Furthermore, the data were cross-sectional and therefore we could not examine which predictors may account for the most change in sexual satisfaction over time, or indeed whether sexual satisfaction is predictable over time. Joel et al. (2020) found that they could predict little relationship satisfaction longitudinally. Cross-sectional self-report measures are also prone to shared method variance which results in higher correlation among variables collected at the same point in time.
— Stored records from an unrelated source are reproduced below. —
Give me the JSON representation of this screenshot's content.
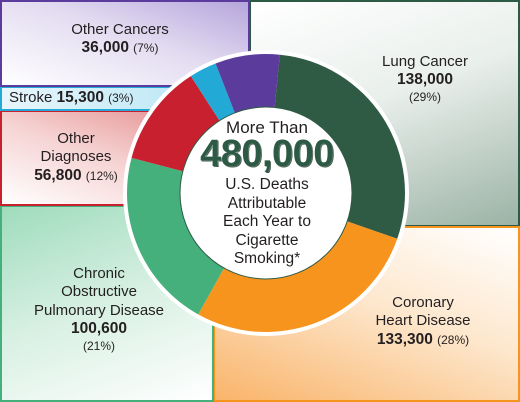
{
  "chart_data": {
    "type": "pie",
    "style": "donut",
    "center": {
      "line1": "More Than",
      "total": "480,000",
      "lines": [
        "U.S. Deaths",
        "Attributable",
        "Each Year to",
        "Cigarette",
        "Smoking*"
      ]
    },
    "slices": [
      {
        "label": "Lung Cancer",
        "value": 138000,
        "value_text": "138,000",
        "percent_text": "(29%)",
        "color": "#2f5a44"
      },
      {
        "label": "Coronary Heart Disease",
        "label_lines": [
          "Coronary",
          "Heart Disease"
        ],
        "value": 133300,
        "value_text": "133,300",
        "percent_text": "(28%)",
        "color": "#f7941d"
      },
      {
        "label": "Chronic Obstructive Pulmonary Disease",
        "label_lines": [
          "Chronic",
          "Obstructive",
          "Pulmonary Disease"
        ],
        "value": 100600,
        "value_text": "100,600",
        "percent_text": "(21%)",
        "color": "#45b07c"
      },
      {
        "label": "Other Diagnoses",
        "label_lines": [
          "Other",
          "Diagnoses"
        ],
        "value": 56800,
        "value_text": "56,800",
        "percent_text": "(12%)",
        "color": "#c8202f"
      },
      {
        "label": "Stroke",
        "value": 15300,
        "value_text": "15,300",
        "percent_text": "(3%)",
        "color": "#23a9d6"
      },
      {
        "label": "Other Cancers",
        "value": 36000,
        "value_text": "36,000",
        "percent_text": "(7%)",
        "color": "#5b3b9c"
      }
    ]
  }
}
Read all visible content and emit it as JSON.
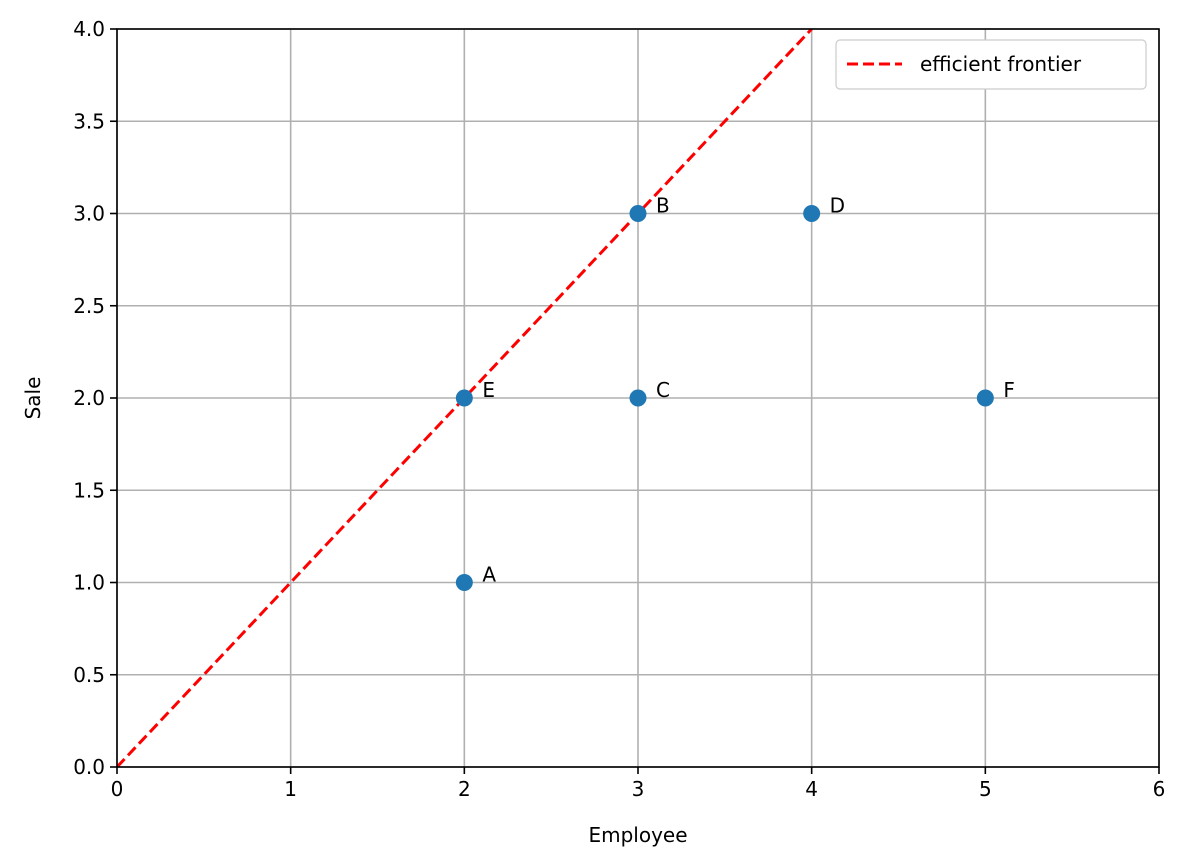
{
  "chart_data": {
    "type": "scatter",
    "title": "",
    "xlabel": "Employee",
    "ylabel": "Sale",
    "xlim": [
      0,
      6
    ],
    "ylim": [
      0,
      4.0
    ],
    "x_ticks": [
      0,
      1,
      2,
      3,
      4,
      5,
      6
    ],
    "x_tick_labels": [
      "0",
      "1",
      "2",
      "3",
      "4",
      "5",
      "6"
    ],
    "y_ticks": [
      0,
      0.5,
      1.0,
      1.5,
      2.0,
      2.5,
      3.0,
      3.5,
      4.0
    ],
    "y_tick_labels": [
      "0.0",
      "0.5",
      "1.0",
      "1.5",
      "2.0",
      "2.5",
      "3.0",
      "3.5",
      "4.0"
    ],
    "grid": true,
    "points": [
      {
        "label": "A",
        "x": 2,
        "y": 1
      },
      {
        "label": "B",
        "x": 3,
        "y": 3
      },
      {
        "label": "C",
        "x": 3,
        "y": 2
      },
      {
        "label": "D",
        "x": 4,
        "y": 3
      },
      {
        "label": "E",
        "x": 2,
        "y": 2
      },
      {
        "label": "F",
        "x": 5,
        "y": 2
      }
    ],
    "point_color": "#1f77b4",
    "lines": [
      {
        "name": "efficient frontier",
        "x": [
          0,
          4
        ],
        "y": [
          0,
          4
        ],
        "color": "#ff0000",
        "style": "dashed"
      }
    ],
    "legend": {
      "placement": "top-right",
      "entries": [
        "efficient frontier"
      ]
    }
  }
}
We attempted to overcome some of these issues by testing the models without relationship satisfaction given its high correlation with sexual satisfaction and only using partner effects to predict actor’s sexual satisfaction. The models with relationship satisfaction excluded were still predictive but predicted less variance. The models with partner effects alone could predict nearly 30% of the variance in actor’s sexual satisfaction which is higher than most other previous studies using actor or actor and partner effects. Future longitudinal and behavioral research is needed to understand whether the self-report variables measured in this study are predictive over time or whether behavioral measures could also be predictive. Finally, we examined whether men and women differed in the predictors that were important for their sexual satisfaction and future research could also examine whether the predictors of sexual satisfaction differ by sexual orientation.